A decade ago, shares in JD Sports (LSE: JD) cost less than 7p each. Since then, the JD Sports share price has risen more than 2,200%. In other words, if I had put £20,000 into the stock 10 years ago, my position would now be closing in on half a million pounds in value, even before taking dividends into account.
That sort of share price gain may seem exceptional. But in fact I reckon the retailer’s most profitable days could still be ahead of it.
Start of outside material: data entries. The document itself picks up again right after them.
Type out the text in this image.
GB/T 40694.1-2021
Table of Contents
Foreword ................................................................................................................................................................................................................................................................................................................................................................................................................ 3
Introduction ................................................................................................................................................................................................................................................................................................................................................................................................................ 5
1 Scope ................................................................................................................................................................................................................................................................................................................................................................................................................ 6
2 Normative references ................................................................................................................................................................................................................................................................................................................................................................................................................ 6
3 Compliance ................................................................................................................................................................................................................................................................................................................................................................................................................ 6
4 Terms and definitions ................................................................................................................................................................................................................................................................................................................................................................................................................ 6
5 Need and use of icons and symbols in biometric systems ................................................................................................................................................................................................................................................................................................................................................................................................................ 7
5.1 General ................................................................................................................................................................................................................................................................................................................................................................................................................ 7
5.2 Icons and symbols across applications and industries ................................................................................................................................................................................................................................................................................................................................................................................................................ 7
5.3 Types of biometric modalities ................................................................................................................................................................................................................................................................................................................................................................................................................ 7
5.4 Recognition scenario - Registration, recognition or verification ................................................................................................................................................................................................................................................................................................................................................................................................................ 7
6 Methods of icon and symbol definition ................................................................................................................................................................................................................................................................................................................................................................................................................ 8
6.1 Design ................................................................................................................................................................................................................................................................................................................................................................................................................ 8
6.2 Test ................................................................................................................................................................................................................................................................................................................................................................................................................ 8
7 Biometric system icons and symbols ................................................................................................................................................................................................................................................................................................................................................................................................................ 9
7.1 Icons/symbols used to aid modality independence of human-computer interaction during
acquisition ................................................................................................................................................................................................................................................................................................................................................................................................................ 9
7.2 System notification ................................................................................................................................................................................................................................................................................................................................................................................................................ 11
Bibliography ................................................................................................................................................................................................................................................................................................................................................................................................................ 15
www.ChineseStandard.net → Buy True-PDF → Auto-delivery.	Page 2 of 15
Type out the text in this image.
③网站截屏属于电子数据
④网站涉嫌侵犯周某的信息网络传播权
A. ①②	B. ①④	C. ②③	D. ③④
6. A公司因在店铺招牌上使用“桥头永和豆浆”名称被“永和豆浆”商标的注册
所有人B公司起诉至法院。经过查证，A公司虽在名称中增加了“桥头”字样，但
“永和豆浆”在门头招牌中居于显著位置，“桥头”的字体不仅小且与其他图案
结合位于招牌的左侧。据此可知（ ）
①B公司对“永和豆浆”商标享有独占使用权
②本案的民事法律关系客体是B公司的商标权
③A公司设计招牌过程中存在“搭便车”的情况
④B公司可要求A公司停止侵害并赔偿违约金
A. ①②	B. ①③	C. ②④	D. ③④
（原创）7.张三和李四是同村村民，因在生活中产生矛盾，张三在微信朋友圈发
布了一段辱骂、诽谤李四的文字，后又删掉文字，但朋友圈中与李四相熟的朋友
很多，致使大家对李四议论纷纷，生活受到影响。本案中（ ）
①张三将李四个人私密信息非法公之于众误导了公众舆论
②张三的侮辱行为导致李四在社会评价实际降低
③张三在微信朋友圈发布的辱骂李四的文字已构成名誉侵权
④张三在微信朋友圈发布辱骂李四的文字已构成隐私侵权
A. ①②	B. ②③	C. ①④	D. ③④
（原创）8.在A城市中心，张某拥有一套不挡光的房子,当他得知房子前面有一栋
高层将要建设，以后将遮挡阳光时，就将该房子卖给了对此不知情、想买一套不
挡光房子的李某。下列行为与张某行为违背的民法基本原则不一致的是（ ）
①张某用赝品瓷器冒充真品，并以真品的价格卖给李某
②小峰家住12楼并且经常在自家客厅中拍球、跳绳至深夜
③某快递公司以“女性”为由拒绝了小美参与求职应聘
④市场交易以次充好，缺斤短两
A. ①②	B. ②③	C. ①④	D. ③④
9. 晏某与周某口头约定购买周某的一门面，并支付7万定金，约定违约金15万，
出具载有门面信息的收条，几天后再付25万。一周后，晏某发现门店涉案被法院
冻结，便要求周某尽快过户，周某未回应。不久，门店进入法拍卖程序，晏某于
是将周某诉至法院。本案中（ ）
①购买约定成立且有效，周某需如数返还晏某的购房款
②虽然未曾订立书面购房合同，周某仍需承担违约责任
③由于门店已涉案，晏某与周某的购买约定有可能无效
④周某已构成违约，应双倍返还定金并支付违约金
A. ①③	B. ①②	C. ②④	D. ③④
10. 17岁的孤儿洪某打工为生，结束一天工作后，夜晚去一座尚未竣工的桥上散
That is why, if I had spare cash to invest today, I would happily add to my existing JD Sports shareholding.
Sales machine
What drives my optimism is that the company has taken one activity – selling sportswear in the mass market – and refined a business model that enables it do so profitably and in huge volumes.
In its Christmas trading update released today, there was more evidence of continued success. The stock market cheered by pushing the shares up around 7% in early trading. Revenues in its organic retail business grew 5% year on year for the first half of the firm’s current financial year. In the 22 weeks to the end of 2022, that revenue growth jumped to 10%.
JD changed management last year and a recession is leading consumers to tighten their belts. Those are both risks that could hurt sales. But so far the opposite seems to be happening: JD is going from strength to strength.
A decade ago, the company’s sales were £1.3bn. Last year they were £8.6bn. As today’s statement shows, the company continues to report impressive rates of sales growth.
Proven profitability
Back in 2013, pre-tax profits were £55.1m, around 4.4% of revenue. Last year they were up to £654.7m, which equates to 7.6% of revenues.
In other words, over the past decade or so, JD Sports grew its profits over tenfold while substantially increasing its profit margin. Rather than doing what many retailers do and cutting profit margins to boost sales, JD has managed to make much bigger profits overall while also strongly increasing its margins.
To me, that reflects its economies of scale and well-honed business model. Both things could help the firm continue to grow earnings in coming years. There are risks, including increased online competition driving down profits. Then again, digital commerce is also an opportunity for the company to grow its own reach globally. That could help drive future growth.
Attractive valuation
Despite that massive share price growth, I still think the JD Sports price is attractive. That is why I would happily buy it for my portfolio today if I could.
The company has a market capitalisation of £7.7bn. On top of that, it ended the first half of its financial year with over £1bn in net cash on its balance sheet. For a consistently profitable company that reported post-tax earnings of £460m last year, that valuation looks cheap to me.